| By Thorndike Staff |
Thorndike Press publishes large print editions of more than 40 titles out of the top 100 books Time magazine has labeled the “Best YA Books of All Time.” While their selection process was based on various criteria, the fact that these books enabled readers to see themselves in the narratives played a key role.1
Large print is a versatile format for readers at all levels of proficiency. If you notice a middle reader or teen having trouble with reading, try offering a large print edition. If you’re just beginning to add this format or are looking to round out your youth collection, you can’t go wrong with these must-have titles. Take a look at a handful of some of the books available in large print.
Aristotle and Dante Discover the Secrets of the Universe by Benjamin Alire Sáenz
Aristotle is an angry teen with a brother in prison. Dante is a know-it-all who has an unusual way of looking at the world. When the two meet at the swimming pool, they seem to have nothing in common. But as the loners start spending time together, they discover that they share a special friendship—the kind that changes lives and lasts a lifetime. And it is through this friendship that Ari and Dante will learn the most important truths about themselves and the kind of people they want to be.
Darius the Great Is Not Okay by Adib Khorram
Darius has never really fit in at home, and he’s sure things are going to be the same in Iran. His clinical depression doesn’t exactly help matters, and trying to explain his medication to his grandparents only makes things harder. Then Darius meets Sohrab, the boy next door, and everything changes. Soon, they’re spending their days together, playing soccer, eating faludeh, and talking for hours on a secret rooftop overlooking the city’s skyline. Sohrab calls him Darioush—the original Persian version of his name—and Darius has never felt more like himself than he does now that he’s Darioush to Sohrab.

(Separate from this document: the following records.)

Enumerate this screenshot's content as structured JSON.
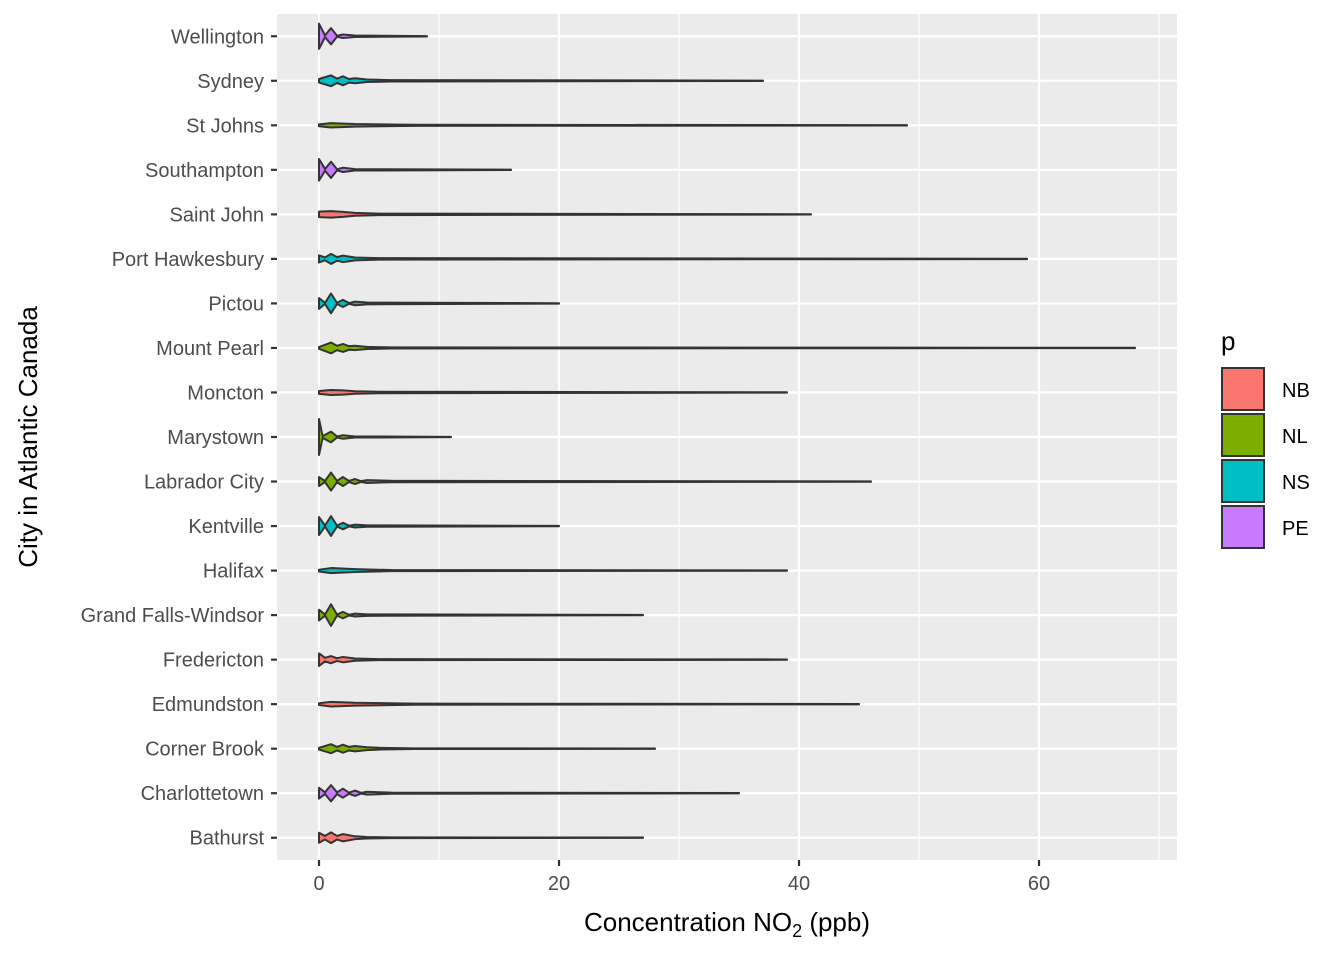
{
  "chart_data": {
    "type": "violin",
    "orientation": "horizontal",
    "title": "",
    "xlabel": {
      "main": "Concentration NO",
      "sub": "2",
      "unit": " (ppb)"
    },
    "ylabel": "City in Atlantic Canada",
    "xlim": [
      -3.5,
      71.5
    ],
    "x_ticks": [
      0,
      20,
      40,
      60
    ],
    "grid": true,
    "legend": {
      "title": "p",
      "position": "right",
      "entries": [
        {
          "name": "NB",
          "color": "#F8766D"
        },
        {
          "name": "NL",
          "color": "#7CAE00"
        },
        {
          "name": "NS",
          "color": "#00BFC4"
        },
        {
          "name": "PE",
          "color": "#C77CFF"
        }
      ]
    },
    "categories": [
      "Bathurst",
      "Charlottetown",
      "Corner Brook",
      "Edmundston",
      "Fredericton",
      "Grand Falls-Windsor",
      "Halifax",
      "Kentville",
      "Labrador City",
      "Marystown",
      "Moncton",
      "Mount Pearl",
      "Pictou",
      "Port Hawkesbury",
      "Saint John",
      "Southampton",
      "St Johns",
      "Sydney",
      "Wellington"
    ],
    "series": [
      {
        "city": "Bathurst",
        "province": "NB",
        "min": 0,
        "max": 27,
        "density": [
          [
            0,
            0.28
          ],
          [
            0.5,
            0.1
          ],
          [
            1,
            0.3
          ],
          [
            1.5,
            0.1
          ],
          [
            2,
            0.2
          ],
          [
            3,
            0.08
          ],
          [
            4,
            0.04
          ],
          [
            6,
            0.02
          ],
          [
            27,
            0.01
          ]
        ]
      },
      {
        "city": "Charlottetown",
        "province": "PE",
        "min": 0,
        "max": 35,
        "density": [
          [
            0,
            0.3
          ],
          [
            0.5,
            0.05
          ],
          [
            1,
            0.45
          ],
          [
            1.5,
            0.05
          ],
          [
            2,
            0.25
          ],
          [
            2.5,
            0.03
          ],
          [
            3,
            0.15
          ],
          [
            3.5,
            0.02
          ],
          [
            4,
            0.08
          ],
          [
            6,
            0.03
          ],
          [
            35,
            0.01
          ]
        ]
      },
      {
        "city": "Corner Brook",
        "province": "NL",
        "min": 0,
        "max": 28,
        "density": [
          [
            0,
            0.05
          ],
          [
            1,
            0.25
          ],
          [
            1.5,
            0.1
          ],
          [
            2,
            0.22
          ],
          [
            2.5,
            0.1
          ],
          [
            3,
            0.15
          ],
          [
            4,
            0.08
          ],
          [
            5,
            0.05
          ],
          [
            8,
            0.02
          ],
          [
            28,
            0.01
          ]
        ]
      },
      {
        "city": "Edmundston",
        "province": "NB",
        "min": 0,
        "max": 45,
        "density": [
          [
            0,
            0.05
          ],
          [
            1,
            0.13
          ],
          [
            3,
            0.08
          ],
          [
            8,
            0.03
          ],
          [
            45,
            0.01
          ]
        ]
      },
      {
        "city": "Fredericton",
        "province": "NB",
        "min": 0,
        "max": 39,
        "density": [
          [
            0,
            0.35
          ],
          [
            0.5,
            0.1
          ],
          [
            1,
            0.2
          ],
          [
            1.5,
            0.08
          ],
          [
            2,
            0.15
          ],
          [
            3,
            0.06
          ],
          [
            5,
            0.03
          ],
          [
            39,
            0.01
          ]
        ]
      },
      {
        "city": "Grand Falls-Windsor",
        "province": "NL",
        "min": 0,
        "max": 27,
        "density": [
          [
            0,
            0.3
          ],
          [
            0.5,
            0.03
          ],
          [
            1,
            0.6
          ],
          [
            1.5,
            0.03
          ],
          [
            2,
            0.18
          ],
          [
            2.5,
            0.02
          ],
          [
            3,
            0.08
          ],
          [
            4,
            0.04
          ],
          [
            27,
            0.01
          ]
        ]
      },
      {
        "city": "Halifax",
        "province": "NS",
        "min": 0,
        "max": 39,
        "density": [
          [
            0,
            0.05
          ],
          [
            1,
            0.14
          ],
          [
            3,
            0.08
          ],
          [
            6,
            0.03
          ],
          [
            39,
            0.01
          ]
        ]
      },
      {
        "city": "Kentville",
        "province": "NS",
        "min": 0,
        "max": 20,
        "density": [
          [
            0,
            0.5
          ],
          [
            0.5,
            0.03
          ],
          [
            1,
            0.55
          ],
          [
            1.5,
            0.03
          ],
          [
            2,
            0.18
          ],
          [
            2.5,
            0.02
          ],
          [
            3,
            0.08
          ],
          [
            4,
            0.04
          ],
          [
            20,
            0.01
          ]
        ]
      },
      {
        "city": "Labrador City",
        "province": "NL",
        "min": 0,
        "max": 46,
        "density": [
          [
            0,
            0.25
          ],
          [
            0.5,
            0.03
          ],
          [
            1,
            0.5
          ],
          [
            1.5,
            0.04
          ],
          [
            2,
            0.25
          ],
          [
            2.5,
            0.03
          ],
          [
            3,
            0.14
          ],
          [
            3.5,
            0.02
          ],
          [
            4,
            0.08
          ],
          [
            6,
            0.04
          ],
          [
            46,
            0.01
          ]
        ]
      },
      {
        "city": "Marystown",
        "province": "NL",
        "min": 0,
        "max": 11,
        "density": [
          [
            0,
            1.0
          ],
          [
            0.3,
            0.05
          ],
          [
            1,
            0.3
          ],
          [
            1.5,
            0.03
          ],
          [
            2,
            0.1
          ],
          [
            3,
            0.03
          ],
          [
            11,
            0.01
          ]
        ]
      },
      {
        "city": "Moncton",
        "province": "NB",
        "min": 0,
        "max": 39,
        "density": [
          [
            0,
            0.08
          ],
          [
            1,
            0.14
          ],
          [
            2,
            0.12
          ],
          [
            3,
            0.07
          ],
          [
            5,
            0.04
          ],
          [
            39,
            0.01
          ]
        ]
      },
      {
        "city": "Mount Pearl",
        "province": "NL",
        "min": 0,
        "max": 68,
        "density": [
          [
            0,
            0.05
          ],
          [
            1,
            0.3
          ],
          [
            1.5,
            0.12
          ],
          [
            2,
            0.22
          ],
          [
            2.5,
            0.1
          ],
          [
            3,
            0.12
          ],
          [
            4,
            0.06
          ],
          [
            6,
            0.03
          ],
          [
            68,
            0.01
          ]
        ]
      },
      {
        "city": "Pictou",
        "province": "NS",
        "min": 0,
        "max": 20,
        "density": [
          [
            0,
            0.3
          ],
          [
            0.5,
            0.03
          ],
          [
            1,
            0.55
          ],
          [
            1.5,
            0.03
          ],
          [
            2,
            0.2
          ],
          [
            2.5,
            0.02
          ],
          [
            3,
            0.1
          ],
          [
            4,
            0.05
          ],
          [
            20,
            0.01
          ]
        ]
      },
      {
        "city": "Port Hawkesbury",
        "province": "NS",
        "min": 0,
        "max": 59,
        "density": [
          [
            0,
            0.2
          ],
          [
            0.5,
            0.08
          ],
          [
            1,
            0.28
          ],
          [
            1.5,
            0.1
          ],
          [
            2,
            0.18
          ],
          [
            3,
            0.08
          ],
          [
            5,
            0.04
          ],
          [
            59,
            0.01
          ]
        ]
      },
      {
        "city": "Saint John",
        "province": "NB",
        "min": 0,
        "max": 41,
        "density": [
          [
            0,
            0.15
          ],
          [
            1,
            0.18
          ],
          [
            2,
            0.14
          ],
          [
            3,
            0.08
          ],
          [
            5,
            0.04
          ],
          [
            41,
            0.01
          ]
        ]
      },
      {
        "city": "Southampton",
        "province": "PE",
        "min": 0,
        "max": 16,
        "density": [
          [
            0,
            0.6
          ],
          [
            0.5,
            0.05
          ],
          [
            1,
            0.45
          ],
          [
            1.5,
            0.03
          ],
          [
            2,
            0.12
          ],
          [
            3,
            0.04
          ],
          [
            16,
            0.01
          ]
        ]
      },
      {
        "city": "St Johns",
        "province": "NL",
        "min": 0,
        "max": 49,
        "density": [
          [
            0,
            0.05
          ],
          [
            1,
            0.12
          ],
          [
            3,
            0.07
          ],
          [
            8,
            0.03
          ],
          [
            49,
            0.01
          ]
        ]
      },
      {
        "city": "Sydney",
        "province": "NS",
        "min": 0,
        "max": 37,
        "density": [
          [
            0,
            0.1
          ],
          [
            1,
            0.3
          ],
          [
            1.5,
            0.12
          ],
          [
            2,
            0.25
          ],
          [
            2.5,
            0.1
          ],
          [
            3,
            0.14
          ],
          [
            4,
            0.07
          ],
          [
            6,
            0.04
          ],
          [
            37,
            0.01
          ]
        ]
      },
      {
        "city": "Wellington",
        "province": "PE",
        "min": 0,
        "max": 9,
        "density": [
          [
            0,
            0.7
          ],
          [
            0.5,
            0.05
          ],
          [
            1,
            0.45
          ],
          [
            1.5,
            0.03
          ],
          [
            2,
            0.1
          ],
          [
            3,
            0.04
          ],
          [
            9,
            0.01
          ]
        ]
      }
    ]
  }
}
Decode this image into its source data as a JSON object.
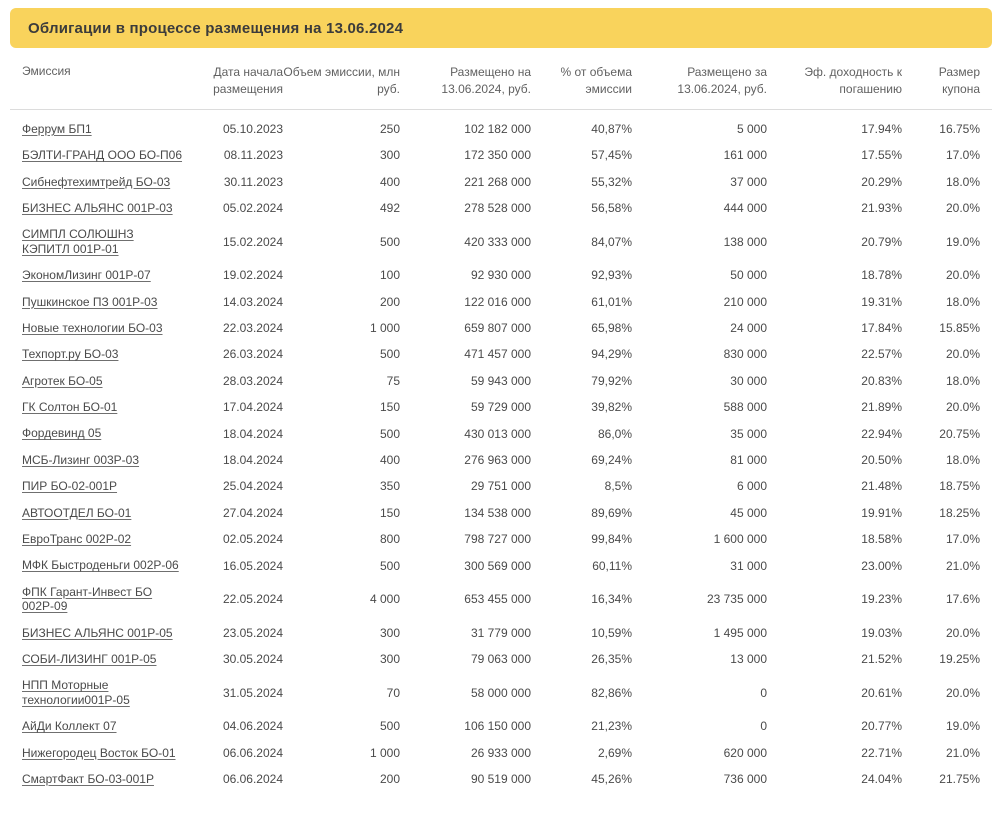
{
  "title": "Облигации в процессе размещения на 13.06.2024",
  "colors": {
    "banner_bg": "#F9D35C",
    "title_text": "#3B3B3B",
    "header_text": "#616161",
    "body_text": "#4A4A4A",
    "divider": "#DCDCDC"
  },
  "table": {
    "headers": [
      "Эмиссия",
      "Дата начала размещения",
      "Объем эмиссии, млн руб.",
      "Размещено на 13.06.2024, руб.",
      "% от объема эмиссии",
      "Размещено за 13.06.2024, руб.",
      "Эф. доходность к погашению",
      "Размер купона"
    ],
    "rows": [
      {
        "name": "Феррум БП1",
        "date": "05.10.2023",
        "volume": "250",
        "placed": "102 182 000",
        "pct": "40,87%",
        "daily": "5 000",
        "yield": "17.94%",
        "coupon": "16.75%"
      },
      {
        "name": "БЭЛТИ-ГРАНД ООО БО-П06",
        "date": "08.11.2023",
        "volume": "300",
        "placed": "172 350 000",
        "pct": "57,45%",
        "daily": "161 000",
        "yield": "17.55%",
        "coupon": "17.0%"
      },
      {
        "name": "Сибнефтехимтрейд БО-03",
        "date": "30.11.2023",
        "volume": "400",
        "placed": "221 268 000",
        "pct": "55,32%",
        "daily": "37 000",
        "yield": "20.29%",
        "coupon": "18.0%"
      },
      {
        "name": "БИЗНЕС АЛЬЯНС 001Р-03",
        "date": "05.02.2024",
        "volume": "492",
        "placed": "278 528 000",
        "pct": "56,58%",
        "daily": "444 000",
        "yield": "21.93%",
        "coupon": "20.0%"
      },
      {
        "name": "СИМПЛ СОЛЮШНЗ КЭПИТЛ 001Р-01",
        "date": "15.02.2024",
        "volume": "500",
        "placed": "420 333 000",
        "pct": "84,07%",
        "daily": "138 000",
        "yield": "20.79%",
        "coupon": "19.0%"
      },
      {
        "name": "ЭкономЛизинг 001Р-07",
        "date": "19.02.2024",
        "volume": "100",
        "placed": "92 930 000",
        "pct": "92,93%",
        "daily": "50 000",
        "yield": "18.78%",
        "coupon": "20.0%"
      },
      {
        "name": "Пушкинское ПЗ 001Р-03",
        "date": "14.03.2024",
        "volume": "200",
        "placed": "122 016 000",
        "pct": "61,01%",
        "daily": "210 000",
        "yield": "19.31%",
        "coupon": "18.0%"
      },
      {
        "name": "Новые технологии БО-03",
        "date": "22.03.2024",
        "volume": "1 000",
        "placed": "659 807 000",
        "pct": "65,98%",
        "daily": "24 000",
        "yield": "17.84%",
        "coupon": "15.85%"
      },
      {
        "name": "Техпорт.ру БО-03",
        "date": "26.03.2024",
        "volume": "500",
        "placed": "471 457 000",
        "pct": "94,29%",
        "daily": "830 000",
        "yield": "22.57%",
        "coupon": "20.0%"
      },
      {
        "name": "Агротек БО-05",
        "date": "28.03.2024",
        "volume": "75",
        "placed": "59 943 000",
        "pct": "79,92%",
        "daily": "30 000",
        "yield": "20.83%",
        "coupon": "18.0%"
      },
      {
        "name": "ГК Солтон БО-01",
        "date": "17.04.2024",
        "volume": "150",
        "placed": "59 729 000",
        "pct": "39,82%",
        "daily": "588 000",
        "yield": "21.89%",
        "coupon": "20.0%"
      },
      {
        "name": "Фордевинд 05",
        "date": "18.04.2024",
        "volume": "500",
        "placed": "430 013 000",
        "pct": "86,0%",
        "daily": "35 000",
        "yield": "22.94%",
        "coupon": "20.75%"
      },
      {
        "name": "МСБ-Лизинг 003Р-03",
        "date": "18.04.2024",
        "volume": "400",
        "placed": "276 963 000",
        "pct": "69,24%",
        "daily": "81 000",
        "yield": "20.50%",
        "coupon": "18.0%"
      },
      {
        "name": "ПИР БО-02-001Р",
        "date": "25.04.2024",
        "volume": "350",
        "placed": "29 751 000",
        "pct": "8,5%",
        "daily": "6 000",
        "yield": "21.48%",
        "coupon": "18.75%"
      },
      {
        "name": "АВТООТДЕЛ БО-01",
        "date": "27.04.2024",
        "volume": "150",
        "placed": "134 538 000",
        "pct": "89,69%",
        "daily": "45 000",
        "yield": "19.91%",
        "coupon": "18.25%"
      },
      {
        "name": "ЕвроТранс 002Р-02",
        "date": "02.05.2024",
        "volume": "800",
        "placed": "798 727 000",
        "pct": "99,84%",
        "daily": "1 600 000",
        "yield": "18.58%",
        "coupon": "17.0%"
      },
      {
        "name": "МФК Быстроденьги 002Р-06",
        "date": "16.05.2024",
        "volume": "500",
        "placed": "300 569 000",
        "pct": "60,11%",
        "daily": "31 000",
        "yield": "23.00%",
        "coupon": "21.0%"
      },
      {
        "name": "ФПК Гарант-Инвест БО 002Р-09",
        "date": "22.05.2024",
        "volume": "4 000",
        "placed": "653 455 000",
        "pct": "16,34%",
        "daily": "23 735 000",
        "yield": "19.23%",
        "coupon": "17.6%"
      },
      {
        "name": "БИЗНЕС АЛЬЯНС 001Р-05",
        "date": "23.05.2024",
        "volume": "300",
        "placed": "31 779 000",
        "pct": "10,59%",
        "daily": "1 495 000",
        "yield": "19.03%",
        "coupon": "20.0%"
      },
      {
        "name": "СОБИ-ЛИЗИНГ 001Р-05",
        "date": "30.05.2024",
        "volume": "300",
        "placed": "79 063 000",
        "pct": "26,35%",
        "daily": "13 000",
        "yield": "21.52%",
        "coupon": "19.25%"
      },
      {
        "name": "НПП Моторные технологии001Р-05",
        "date": "31.05.2024",
        "volume": "70",
        "placed": "58 000 000",
        "pct": "82,86%",
        "daily": "0",
        "yield": "20.61%",
        "coupon": "20.0%"
      },
      {
        "name": "АйДи Коллект 07",
        "date": "04.06.2024",
        "volume": "500",
        "placed": "106 150 000",
        "pct": "21,23%",
        "daily": "0",
        "yield": "20.77%",
        "coupon": "19.0%"
      },
      {
        "name": "Нижегородец Восток БО-01",
        "date": "06.06.2024",
        "volume": "1 000",
        "placed": "26 933 000",
        "pct": "2,69%",
        "daily": "620 000",
        "yield": "22.71%",
        "coupon": "21.0%"
      },
      {
        "name": "СмартФакт БО-03-001Р",
        "date": "06.06.2024",
        "volume": "200",
        "placed": "90 519 000",
        "pct": "45,26%",
        "daily": "736 000",
        "yield": "24.04%",
        "coupon": "21.75%"
      }
    ]
  }
}
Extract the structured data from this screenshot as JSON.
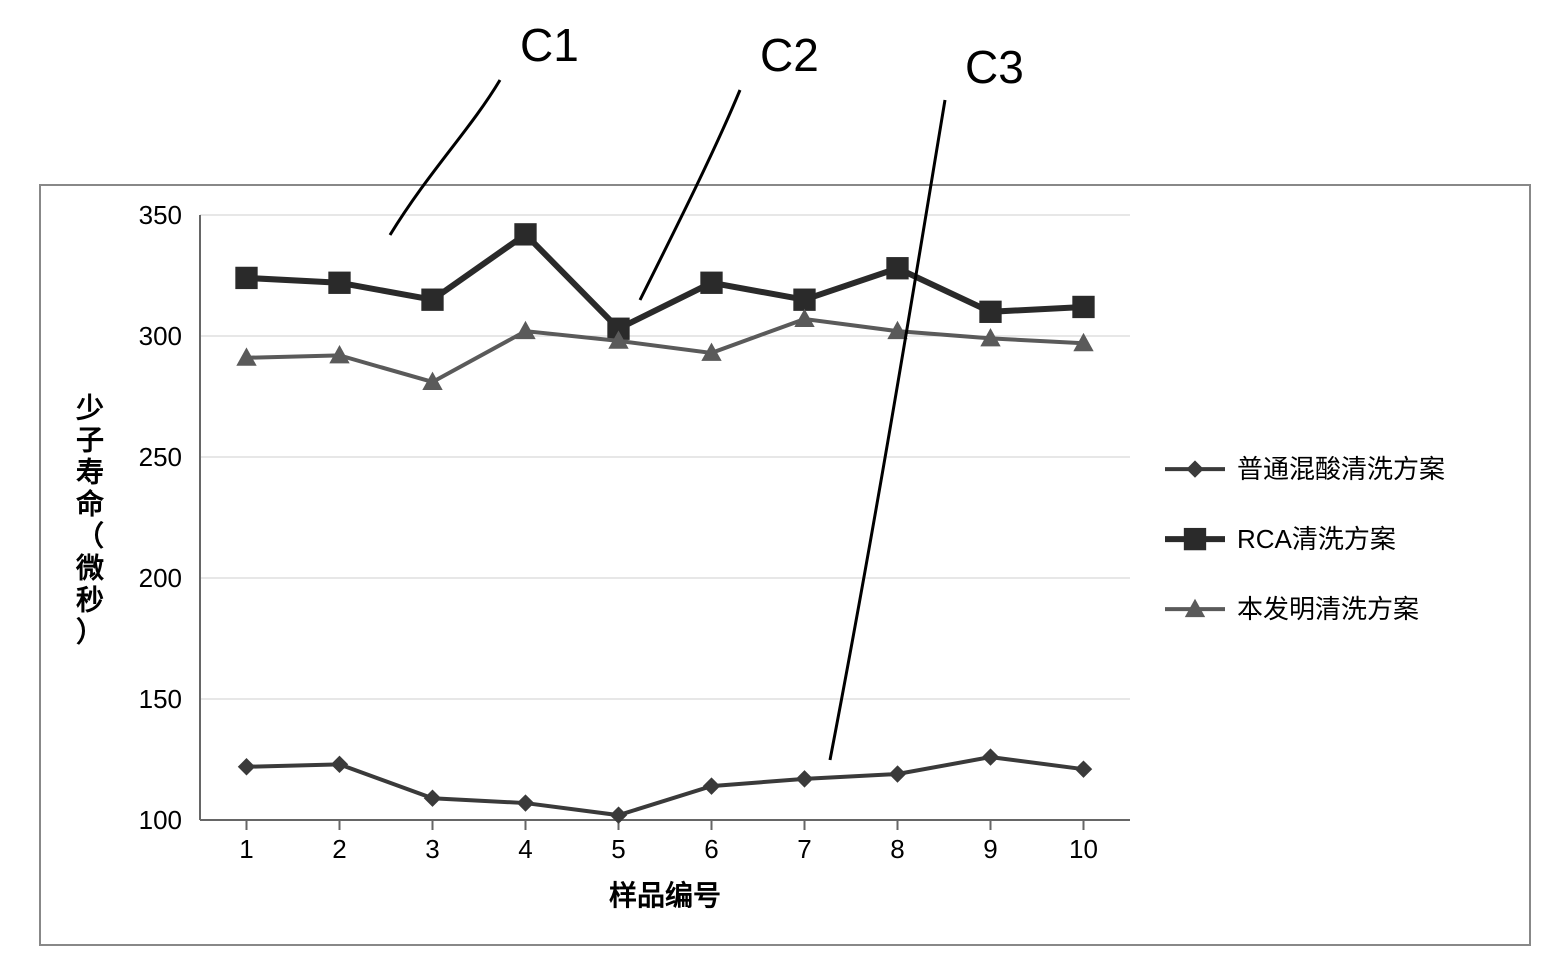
{
  "annotations": {
    "c1": {
      "text": "C1",
      "fontsize": 46,
      "color": "#000000"
    },
    "c2": {
      "text": "C2",
      "fontsize": 46,
      "color": "#000000"
    },
    "c3": {
      "text": "C3",
      "fontsize": 46,
      "color": "#000000"
    }
  },
  "chart": {
    "type": "line",
    "background_color": "#ffffff",
    "border_color": "#888888",
    "border_width": 2,
    "grid_color": "#cfcfcf",
    "grid_width": 1,
    "axis_color": "#666666",
    "x": {
      "label": "样品编号",
      "label_fontsize": 28,
      "label_color": "#000000",
      "categories": [
        "1",
        "2",
        "3",
        "4",
        "5",
        "6",
        "7",
        "8",
        "9",
        "10"
      ],
      "tick_fontsize": 26,
      "tick_color": "#000000"
    },
    "y": {
      "label": "少子寿命（微秒）",
      "label_fontsize": 28,
      "label_color": "#000000",
      "min": 100,
      "max": 350,
      "tick_step": 50,
      "tick_fontsize": 26,
      "tick_color": "#000000"
    },
    "series": [
      {
        "key": "c3",
        "name": "普通混酸清洗方案",
        "color": "#3a3a3a",
        "line_width": 4,
        "marker": "diamond",
        "marker_size": 12,
        "values": [
          122,
          123,
          109,
          107,
          102,
          114,
          117,
          119,
          126,
          121
        ]
      },
      {
        "key": "c1",
        "name": "RCA清洗方案",
        "color": "#2a2a2a",
        "line_width": 6,
        "marker": "square",
        "marker_size": 16,
        "values": [
          324,
          322,
          315,
          342,
          303,
          322,
          315,
          328,
          310,
          312
        ]
      },
      {
        "key": "c2",
        "name": "本发明清洗方案",
        "color": "#5a5a5a",
        "line_width": 4,
        "marker": "triangle",
        "marker_size": 14,
        "values": [
          291,
          292,
          281,
          302,
          298,
          293,
          307,
          302,
          299,
          297
        ]
      }
    ],
    "legend": {
      "fontsize": 26,
      "color": "#000000",
      "marker_line_length": 60
    }
  }
}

If You Come Softly (20th Anniversary Edition) by Jacqueline Woodson
Jeremiah feels good inside his own skin. That is, when he’s in his own Brooklyn neighborhood. But now he’s going to be attending a fancy prep school in Manhattan, and black teenage boys don’t exactly fit in there. So it’s a surprise when he meets Ellie in the first week of school. In one frozen moment, their eyes lock, and after that, they know they fit together—even though she’s Jewish and he’s black. Their worlds are so different, but to them, that’s not what matters. Too bad the rest of the world has to get in their way.
To All the Boys I’ve Loved Before by Jenny Han
Sixteen-year-old Lara Jean Song keeps her love letters in a hatbox her mother gave her. They aren’t love letters that anyone else wrote for her; these are ones she’s written. One for every boy she’s ever loved—five in all. When she writes, she pours out her heart and soul and says all the things she would never say in real life, because her letters are for her eyes only. Until the day her secret letters are mailed, and suddenly, Lara Jean’s love life goes from imaginary to out of control.
You Should See Me in a Crown by Leah Johnson
Liz Lighty has always believed she’s too black, too poor, too awkward to shine in her small, rich, prom-obsessed midwestern town. But it’s okay—Liz has a plan that will get her out of Campbell, Indiana, forever: attend the uber-elite Pennington College, play in their world-famous orchestra, and become a doctor. But when the financial aid she was counting on unexpectedly falls through, Liz’s plans come crashing down . . . until she’s reminded of her school’s scholarship for prom king and queen. There’s nothing Liz wants to do less than endure a gauntlet of social media trolls, catty competitors, and humiliating public events, but despite her devastating fear of the spotlight, she’s willing to do whatever it takes to get to Pennington.
- Gutterman, Annabel, and Megan McCluskey. “How We Chose the 100 Best YA Books of All Time,” Time, August 11, 2021.